Pour cette formation politique, le fait que des armes aient retenti à Bambari quelques heures avant l'arrivée de Catherine Samba-Panza dans la ville, témoigne de l'insécurité encore ambiante dans le pays, ce qui a pour conséquence de ne pas favoriser la tenue des élections présidentielle et législatives. 


« A Bambari, le Chef d’État de la transition a été accueilli sous les tirs nourris de la Seleka. Est-ce une manière de s'opposer à sa présence ? », s'interroge Bertin Béa. 


En réponse, il estime que « cela montre en tout cas que dans les régions de l'Est, du Centre et de l'Ouest également, l'insécurité est encore persistante ».

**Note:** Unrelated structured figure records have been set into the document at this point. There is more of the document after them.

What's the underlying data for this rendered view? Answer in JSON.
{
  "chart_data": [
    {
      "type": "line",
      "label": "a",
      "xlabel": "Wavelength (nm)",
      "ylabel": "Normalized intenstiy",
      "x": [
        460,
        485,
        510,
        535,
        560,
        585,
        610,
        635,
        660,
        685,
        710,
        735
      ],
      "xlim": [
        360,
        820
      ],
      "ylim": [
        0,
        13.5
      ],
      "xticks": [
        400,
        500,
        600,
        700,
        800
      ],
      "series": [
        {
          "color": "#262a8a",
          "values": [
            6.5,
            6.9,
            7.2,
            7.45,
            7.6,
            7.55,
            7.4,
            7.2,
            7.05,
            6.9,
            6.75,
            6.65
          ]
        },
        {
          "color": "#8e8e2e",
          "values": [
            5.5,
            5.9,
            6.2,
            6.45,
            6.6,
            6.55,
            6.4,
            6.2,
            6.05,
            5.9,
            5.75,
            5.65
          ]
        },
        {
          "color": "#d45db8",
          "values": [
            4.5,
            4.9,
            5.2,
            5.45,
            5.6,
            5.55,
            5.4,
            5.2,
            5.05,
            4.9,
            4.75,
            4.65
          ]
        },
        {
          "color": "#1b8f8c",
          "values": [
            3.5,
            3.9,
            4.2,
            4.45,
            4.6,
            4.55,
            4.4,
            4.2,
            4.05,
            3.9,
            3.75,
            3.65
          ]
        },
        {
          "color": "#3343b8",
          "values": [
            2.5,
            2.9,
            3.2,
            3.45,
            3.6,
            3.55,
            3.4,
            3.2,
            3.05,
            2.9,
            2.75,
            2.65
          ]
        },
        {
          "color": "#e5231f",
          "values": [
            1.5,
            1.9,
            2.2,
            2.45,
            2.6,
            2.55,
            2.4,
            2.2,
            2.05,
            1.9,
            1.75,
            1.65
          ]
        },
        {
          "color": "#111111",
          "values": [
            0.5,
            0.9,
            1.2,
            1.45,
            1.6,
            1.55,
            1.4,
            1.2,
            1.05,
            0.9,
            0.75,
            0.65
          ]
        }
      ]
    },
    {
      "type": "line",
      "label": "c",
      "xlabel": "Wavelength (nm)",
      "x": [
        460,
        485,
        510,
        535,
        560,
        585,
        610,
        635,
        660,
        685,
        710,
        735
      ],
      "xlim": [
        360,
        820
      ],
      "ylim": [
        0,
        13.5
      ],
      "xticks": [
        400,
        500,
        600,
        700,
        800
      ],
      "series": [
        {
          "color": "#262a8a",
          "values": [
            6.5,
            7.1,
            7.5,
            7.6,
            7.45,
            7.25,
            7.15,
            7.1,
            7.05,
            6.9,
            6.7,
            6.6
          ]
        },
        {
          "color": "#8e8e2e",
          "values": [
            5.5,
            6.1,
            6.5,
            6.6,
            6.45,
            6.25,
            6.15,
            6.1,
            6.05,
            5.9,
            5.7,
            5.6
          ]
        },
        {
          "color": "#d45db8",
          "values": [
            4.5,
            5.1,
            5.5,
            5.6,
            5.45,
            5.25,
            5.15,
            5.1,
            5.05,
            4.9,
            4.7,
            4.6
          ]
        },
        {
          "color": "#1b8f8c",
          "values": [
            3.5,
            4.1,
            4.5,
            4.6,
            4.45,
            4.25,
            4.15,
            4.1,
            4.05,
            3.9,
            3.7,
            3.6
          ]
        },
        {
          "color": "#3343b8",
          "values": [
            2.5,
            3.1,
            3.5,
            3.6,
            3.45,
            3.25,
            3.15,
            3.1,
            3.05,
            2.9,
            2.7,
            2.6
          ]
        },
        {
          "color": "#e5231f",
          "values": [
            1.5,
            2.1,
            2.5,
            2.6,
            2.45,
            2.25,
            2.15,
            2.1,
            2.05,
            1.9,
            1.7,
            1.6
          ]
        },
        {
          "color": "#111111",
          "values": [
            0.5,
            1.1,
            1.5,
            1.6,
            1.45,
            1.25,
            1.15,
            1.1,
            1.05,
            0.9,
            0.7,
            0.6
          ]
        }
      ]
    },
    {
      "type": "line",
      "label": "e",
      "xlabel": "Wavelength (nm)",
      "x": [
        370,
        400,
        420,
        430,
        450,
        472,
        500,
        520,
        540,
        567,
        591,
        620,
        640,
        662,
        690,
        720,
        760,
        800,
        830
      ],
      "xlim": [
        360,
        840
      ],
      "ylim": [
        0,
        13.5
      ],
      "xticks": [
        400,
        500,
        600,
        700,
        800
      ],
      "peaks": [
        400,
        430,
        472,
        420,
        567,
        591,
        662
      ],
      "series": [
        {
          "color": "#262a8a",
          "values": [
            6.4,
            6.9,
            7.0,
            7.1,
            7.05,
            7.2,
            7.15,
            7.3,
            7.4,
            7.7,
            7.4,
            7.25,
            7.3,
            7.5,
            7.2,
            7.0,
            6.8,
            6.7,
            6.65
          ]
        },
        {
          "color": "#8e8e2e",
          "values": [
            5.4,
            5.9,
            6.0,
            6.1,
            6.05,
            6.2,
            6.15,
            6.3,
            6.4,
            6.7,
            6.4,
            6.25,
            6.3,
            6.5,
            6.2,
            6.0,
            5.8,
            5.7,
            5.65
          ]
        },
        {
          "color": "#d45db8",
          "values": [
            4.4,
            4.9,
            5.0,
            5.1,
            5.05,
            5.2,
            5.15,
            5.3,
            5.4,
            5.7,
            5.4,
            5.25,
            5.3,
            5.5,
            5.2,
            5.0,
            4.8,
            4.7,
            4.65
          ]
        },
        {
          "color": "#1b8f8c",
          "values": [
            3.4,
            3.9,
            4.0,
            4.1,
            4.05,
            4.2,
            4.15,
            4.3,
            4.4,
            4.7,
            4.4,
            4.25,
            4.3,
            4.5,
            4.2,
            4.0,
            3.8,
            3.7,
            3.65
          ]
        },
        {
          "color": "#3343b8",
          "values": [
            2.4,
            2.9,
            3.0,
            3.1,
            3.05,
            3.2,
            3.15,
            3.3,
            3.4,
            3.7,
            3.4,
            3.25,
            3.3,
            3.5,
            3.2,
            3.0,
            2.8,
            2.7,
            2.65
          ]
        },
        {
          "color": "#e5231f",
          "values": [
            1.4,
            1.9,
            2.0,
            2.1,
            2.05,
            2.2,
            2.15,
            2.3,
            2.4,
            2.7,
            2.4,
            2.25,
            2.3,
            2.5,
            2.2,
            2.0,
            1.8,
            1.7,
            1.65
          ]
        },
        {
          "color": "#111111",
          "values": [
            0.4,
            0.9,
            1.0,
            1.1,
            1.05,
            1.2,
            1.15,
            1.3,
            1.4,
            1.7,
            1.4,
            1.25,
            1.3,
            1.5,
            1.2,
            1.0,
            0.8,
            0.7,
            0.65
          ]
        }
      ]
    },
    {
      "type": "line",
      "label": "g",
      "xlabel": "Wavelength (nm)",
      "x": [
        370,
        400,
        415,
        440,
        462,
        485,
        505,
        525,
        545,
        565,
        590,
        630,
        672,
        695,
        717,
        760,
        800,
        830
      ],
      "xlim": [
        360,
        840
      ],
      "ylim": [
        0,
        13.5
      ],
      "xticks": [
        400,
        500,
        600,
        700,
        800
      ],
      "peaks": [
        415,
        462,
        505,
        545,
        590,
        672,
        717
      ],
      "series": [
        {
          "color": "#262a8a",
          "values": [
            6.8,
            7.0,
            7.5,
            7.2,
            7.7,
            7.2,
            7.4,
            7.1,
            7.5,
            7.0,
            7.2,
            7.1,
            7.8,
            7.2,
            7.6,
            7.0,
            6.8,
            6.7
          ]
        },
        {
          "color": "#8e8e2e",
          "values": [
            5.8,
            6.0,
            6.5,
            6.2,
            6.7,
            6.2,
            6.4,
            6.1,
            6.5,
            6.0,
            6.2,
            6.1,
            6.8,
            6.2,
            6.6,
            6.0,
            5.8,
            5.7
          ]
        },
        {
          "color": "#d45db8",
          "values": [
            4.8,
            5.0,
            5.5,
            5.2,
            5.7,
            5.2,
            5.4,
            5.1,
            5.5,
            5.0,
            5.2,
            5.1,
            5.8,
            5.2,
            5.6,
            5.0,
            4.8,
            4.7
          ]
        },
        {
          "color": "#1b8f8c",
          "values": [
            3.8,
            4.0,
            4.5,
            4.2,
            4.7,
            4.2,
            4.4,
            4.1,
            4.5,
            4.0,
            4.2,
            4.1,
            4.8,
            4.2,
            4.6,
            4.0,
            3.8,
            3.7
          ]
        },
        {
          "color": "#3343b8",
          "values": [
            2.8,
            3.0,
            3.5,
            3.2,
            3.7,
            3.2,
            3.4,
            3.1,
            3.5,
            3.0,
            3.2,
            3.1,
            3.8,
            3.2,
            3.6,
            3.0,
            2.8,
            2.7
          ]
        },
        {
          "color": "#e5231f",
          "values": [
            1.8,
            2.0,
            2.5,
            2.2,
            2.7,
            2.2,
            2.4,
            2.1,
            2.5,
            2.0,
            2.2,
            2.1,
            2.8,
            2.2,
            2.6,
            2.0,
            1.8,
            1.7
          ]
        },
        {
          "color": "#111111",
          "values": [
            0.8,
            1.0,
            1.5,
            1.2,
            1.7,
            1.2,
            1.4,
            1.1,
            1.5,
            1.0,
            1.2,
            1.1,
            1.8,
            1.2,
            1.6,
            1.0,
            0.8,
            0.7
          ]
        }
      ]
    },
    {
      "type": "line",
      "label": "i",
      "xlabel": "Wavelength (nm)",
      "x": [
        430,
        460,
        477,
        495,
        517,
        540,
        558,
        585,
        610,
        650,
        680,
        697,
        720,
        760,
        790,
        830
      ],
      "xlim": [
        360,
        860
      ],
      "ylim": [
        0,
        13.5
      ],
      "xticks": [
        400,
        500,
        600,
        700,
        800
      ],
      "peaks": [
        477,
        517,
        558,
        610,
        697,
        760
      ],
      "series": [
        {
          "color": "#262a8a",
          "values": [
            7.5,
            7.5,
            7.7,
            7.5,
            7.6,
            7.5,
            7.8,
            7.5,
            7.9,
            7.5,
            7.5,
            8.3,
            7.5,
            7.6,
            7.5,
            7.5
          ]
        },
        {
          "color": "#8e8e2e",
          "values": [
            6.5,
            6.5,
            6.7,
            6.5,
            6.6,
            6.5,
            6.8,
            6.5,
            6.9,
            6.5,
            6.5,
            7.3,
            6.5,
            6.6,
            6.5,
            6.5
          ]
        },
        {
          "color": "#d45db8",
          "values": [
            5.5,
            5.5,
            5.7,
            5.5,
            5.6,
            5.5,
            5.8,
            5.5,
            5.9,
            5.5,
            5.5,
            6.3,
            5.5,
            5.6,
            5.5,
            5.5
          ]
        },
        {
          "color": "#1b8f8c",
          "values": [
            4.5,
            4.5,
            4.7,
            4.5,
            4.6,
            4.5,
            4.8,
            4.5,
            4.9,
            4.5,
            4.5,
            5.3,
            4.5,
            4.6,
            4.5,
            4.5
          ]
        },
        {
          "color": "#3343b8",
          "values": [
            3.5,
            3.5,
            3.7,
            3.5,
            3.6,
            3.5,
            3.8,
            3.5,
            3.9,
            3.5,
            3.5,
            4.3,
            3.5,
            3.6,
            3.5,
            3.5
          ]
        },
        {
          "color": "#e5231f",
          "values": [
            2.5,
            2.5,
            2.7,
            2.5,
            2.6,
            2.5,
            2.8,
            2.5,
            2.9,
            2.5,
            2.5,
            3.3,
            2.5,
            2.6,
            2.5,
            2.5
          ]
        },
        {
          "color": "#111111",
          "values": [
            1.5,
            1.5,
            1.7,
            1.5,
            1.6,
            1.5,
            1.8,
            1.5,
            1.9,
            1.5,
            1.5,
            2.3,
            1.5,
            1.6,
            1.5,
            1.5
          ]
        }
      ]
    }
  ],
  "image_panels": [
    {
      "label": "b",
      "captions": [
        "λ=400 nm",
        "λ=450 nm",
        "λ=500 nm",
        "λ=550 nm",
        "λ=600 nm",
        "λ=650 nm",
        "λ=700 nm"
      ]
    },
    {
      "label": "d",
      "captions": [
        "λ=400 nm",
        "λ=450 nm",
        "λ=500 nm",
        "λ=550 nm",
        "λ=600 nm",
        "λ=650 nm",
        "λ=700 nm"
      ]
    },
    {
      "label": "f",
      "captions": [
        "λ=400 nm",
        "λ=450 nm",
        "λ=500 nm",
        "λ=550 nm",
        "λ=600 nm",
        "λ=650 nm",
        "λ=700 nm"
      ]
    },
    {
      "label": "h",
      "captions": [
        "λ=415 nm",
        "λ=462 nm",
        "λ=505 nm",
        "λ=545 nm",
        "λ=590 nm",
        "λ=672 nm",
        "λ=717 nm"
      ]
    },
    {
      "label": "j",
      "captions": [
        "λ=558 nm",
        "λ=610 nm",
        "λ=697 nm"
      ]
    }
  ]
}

La ville de Bambari a été secouée ce 30 juillet, à quelques heures de l'arrivée du Chef d’État de la transition dans la localité, par des tirs à l'arme lourde dont l'origine demeure encore inconnue. Catherine Samba-Panza, lors de ce déplacement, a estimé que les élections sont possibles avant la fin de l'année 2015. Le processus d'enrôlement des électeurs qui a pris fin dans la Capitale commence encore timidement dans les villes de  provinces. Le premier tour des élections présidentielle et législatives en Centrafrique est fixé au 18 octobre prochain.